Il y a toujours quelque chose d’un peu sidérant lorsque l’on regarde des films aussi nuls que This is 40. Comme si être raté à ce point, de la première à la dernière seconde, relevait d’une malédiction terrible, à la limite de l’inconcevable. En l’occurence j’ai attendu jusqu’au générique que quelque chose (presque rien, un plan, une réplique, n’importe quoi) vienne sauver le film de sa nullité surréaliste. Ce moment n’est jamais venu et j’ai éteint Netflix d’autant plus désemparée que je savais le même homme capable de réaliser ce navet et l’incroyable série Freaks and Geeks.
Au début, sur Netflix toujours, lorsque l’on voit la description que nous en donne le site, on pense que c’est encore une série débile sur l’adolescence, comme il en existe des centaines et comme on en a sans doute déjà trop regardées. Tout est fait pour nous induire en erreur, l’usage de phrases types comme « une une bande d'ados qui ne pensent qu’à sécher les cours », les sourires niais sur la photo d’illustration… Et pourtant, contre toutes attentes, cette série est une réussite totale.

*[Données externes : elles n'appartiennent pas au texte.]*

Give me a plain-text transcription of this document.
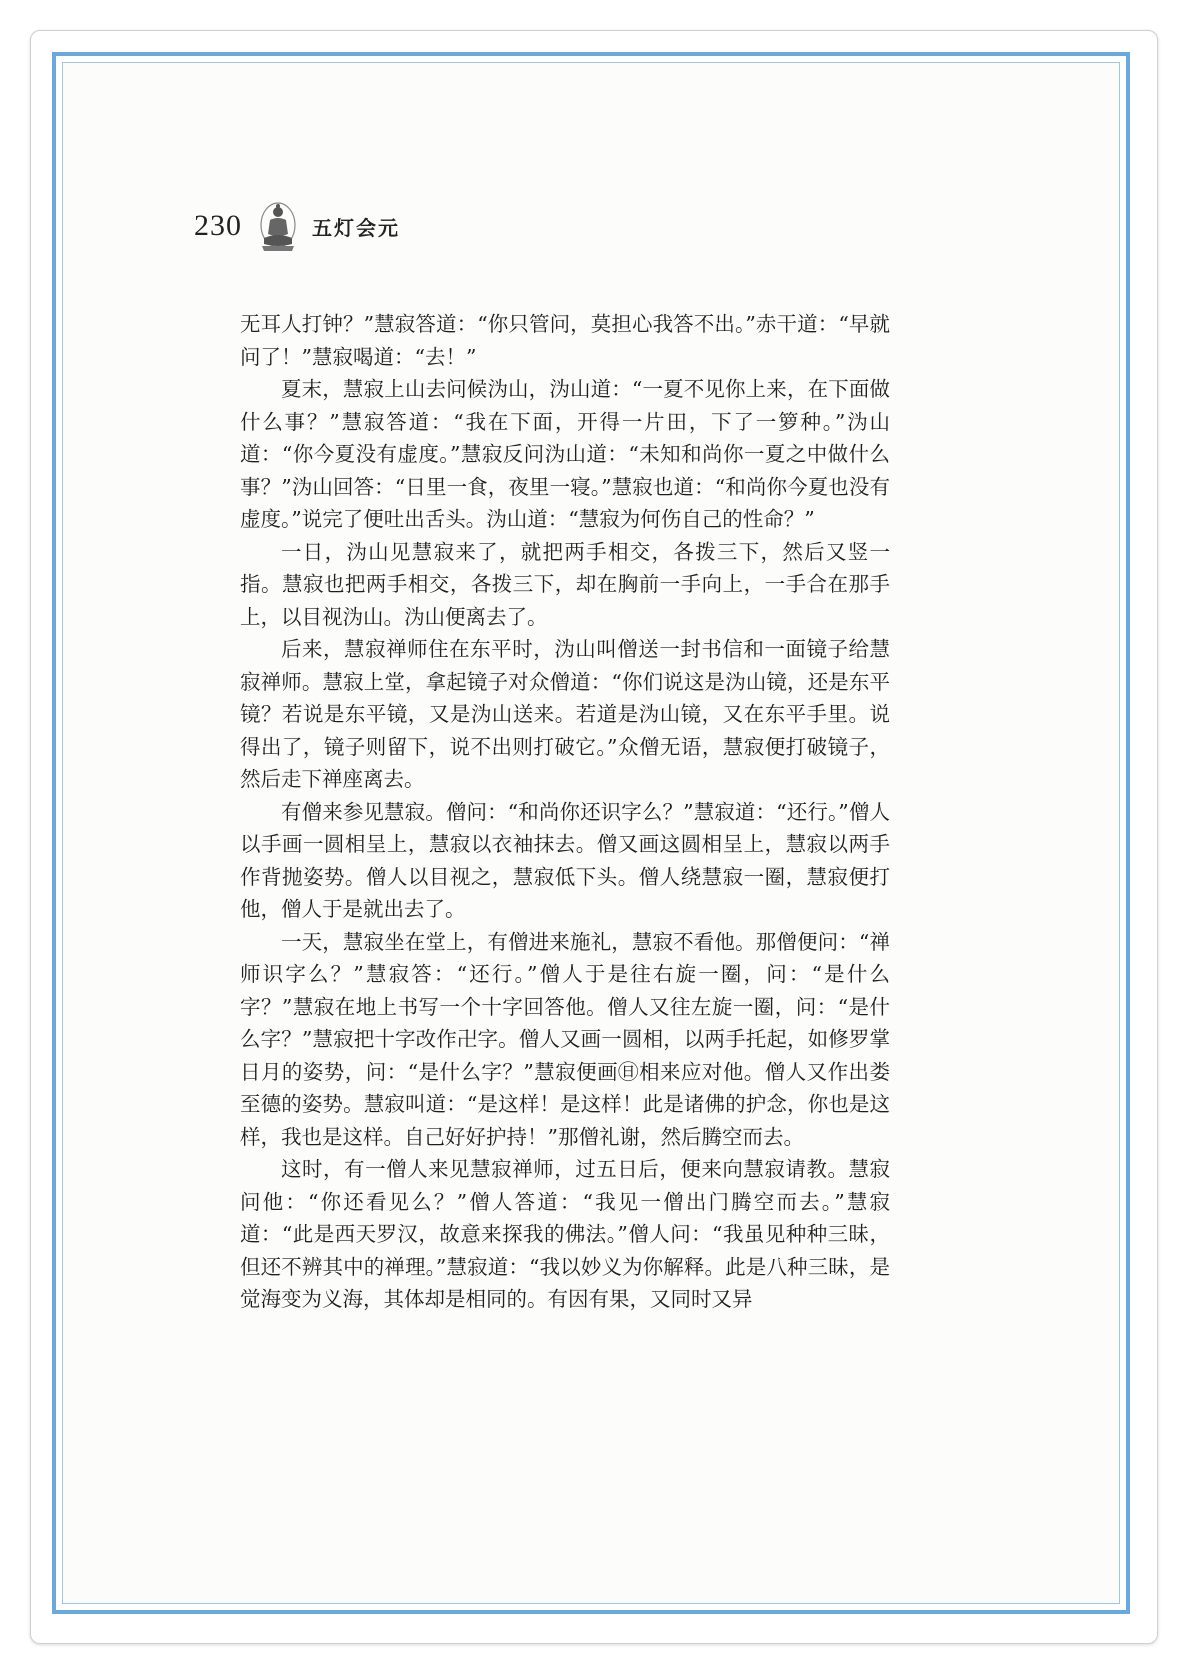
230	五灯会元

无耳人打钟？”慧寂答道：“你只管问，莫担心我答不出。”赤干道：“早就问了！”慧寂喝道：“去！”

夏末，慧寂上山去问候沩山，沩山道：“一夏不见你上来，在下面做什么事？”慧寂答道：“我在下面，开得一片田，下了一箩种。”沩山道：“你今夏没有虚度。”慧寂反问沩山道：“未知和尚你一夏之中做什么事？”沩山回答：“日里一食，夜里一寝。”慧寂也道：“和尚你今夏也没有虚度。”说完了便吐出舌头。沩山道：“慧寂为何伤自己的性命？”

一日，沩山见慧寂来了，就把两手相交，各拨三下，然后又竖一指。慧寂也把两手相交，各拨三下，却在胸前一手向上，一手合在那手上，以目视沩山。沩山便离去了。

后来，慧寂禅师住在东平时，沩山叫僧送一封书信和一面镜子给慧寂禅师。慧寂上堂，拿起镜子对众僧道：“你们说这是沩山镜，还是东平镜？若说是东平镜，又是沩山送来。若道是沩山镜，又在东平手里。说得出了，镜子则留下，说不出则打破它。”众僧无语，慧寂便打破镜子，然后走下禅座离去。

有僧来参见慧寂。僧问：“和尚你还识字么？”慧寂道：“还行。”僧人以手画一圆相呈上，慧寂以衣袖抹去。僧又画这圆相呈上，慧寂以两手作背抛姿势。僧人以目视之，慧寂低下头。僧人绕慧寂一圈，慧寂便打他，僧人于是就出去了。

一天，慧寂坐在堂上，有僧进来施礼，慧寂不看他。那僧便问：“禅师识字么？”慧寂答：“还行。”僧人于是往右旋一圈，问：“是什么字？”慧寂在地上书写一个十字回答他。僧人又往左旋一圈，问：“是什么字？”慧寂把十字改作卍字。僧人又画一圆相，以两手托起，如修罗掌日月的姿势，问：“是什么字？”慧寂便画㊐相来应对他。僧人又作出娄至德的姿势。慧寂叫道：“是这样！是这样！此是诸佛的护念，你也是这样，我也是这样。自己好好护持！”那僧礼谢，然后腾空而去。

这时，有一僧人来见慧寂禅师，过五日后，便来向慧寂请教。慧寂问他：“你还看见么？”僧人答道：“我见一僧出门腾空而去。”慧寂道：“此是西天罗汉，故意来探我的佛法。”僧人问：“我虽见种种三昧，但还不辨其中的禅理。”慧寂道：“我以妙义为你解释。此是八种三昧，是觉海变为义海，其体却是相同的。有因有果，又同时又异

Mais l’aspect le plus séduisant de Freaks and Geeks reste le parti pris d’aller à rebours de ce que font souvent les séries, surtout celles qui se déroulent dans le milieu adolescent, et de le faire avec succès. Généralement on campe un univers quotidien, banal (le lycée, la maison) et l’on y inscrit de force des aventures extraordinaires (soit carrément fantastiques, soit policières, ou juste excessivement burlesques) qui ne pourraient pas arriver ailleurs que dans une fiction; or dans Freaks and Geeks, c’est comme si Judd Apatow avait décidé de faire du quotidien une aventure, de montrer à l’écran la puissance que ces petites histoires peuvent revêtir pour ceux qui les vivent. Il peut alors subtilement concilier un souffle, d’une certaine manière épique, et un réalisme un peu terre à terre.

L’autre exemple de ce contre-pied idéologique pour le moins inattendu est l’incroyable Millie, incarnation quasi parfaite de la candeur — mais d’une candeur étonnante, sans fard, presque austère malgré ses accoutrements assez baroques — et qui vaut bien, si ce n'est peut-être mieux que le nihilisme des nouveaux copains rockeurs de Lindsay. Il y a notamment une scène qui expose à merveille cette idée, dans laquelle Millie, qui est sur le point de suivre les autres dans leur révolte, en est empêchée par Lindsay et Kim, montrant par là qu’elles connaissent (maintenant qu’elle l’a perdue pour Lindsay, et parce qu’elle ne l’a jamais connue pour Kim) le prix de la quiétude, du sentiment d’être bien à sa place avec un futur peut être tracé d'avance mais tel qu'on l'a toujours voulu aussi. Ce court moment est à mon sens parfaitement explicite: il montre qu’en dépit de leurs discours mêmes la liberté, dont Kim et Lindsay semblent jouir depuis le début de la série, du moins à laquelle elles aspirent de toutes leurs forces, ou leur arrogance, leur insolence, tout ça ne vaut rien comparé aux certitudes que possèdent Millie, à son absence de craintes dans le monde et face à l’avenir. Choisir de préserver sa candeur de leur décadence revenant à admettre que, contrairement aux apparences, elles sont les grandes perdantes et en ont conscience.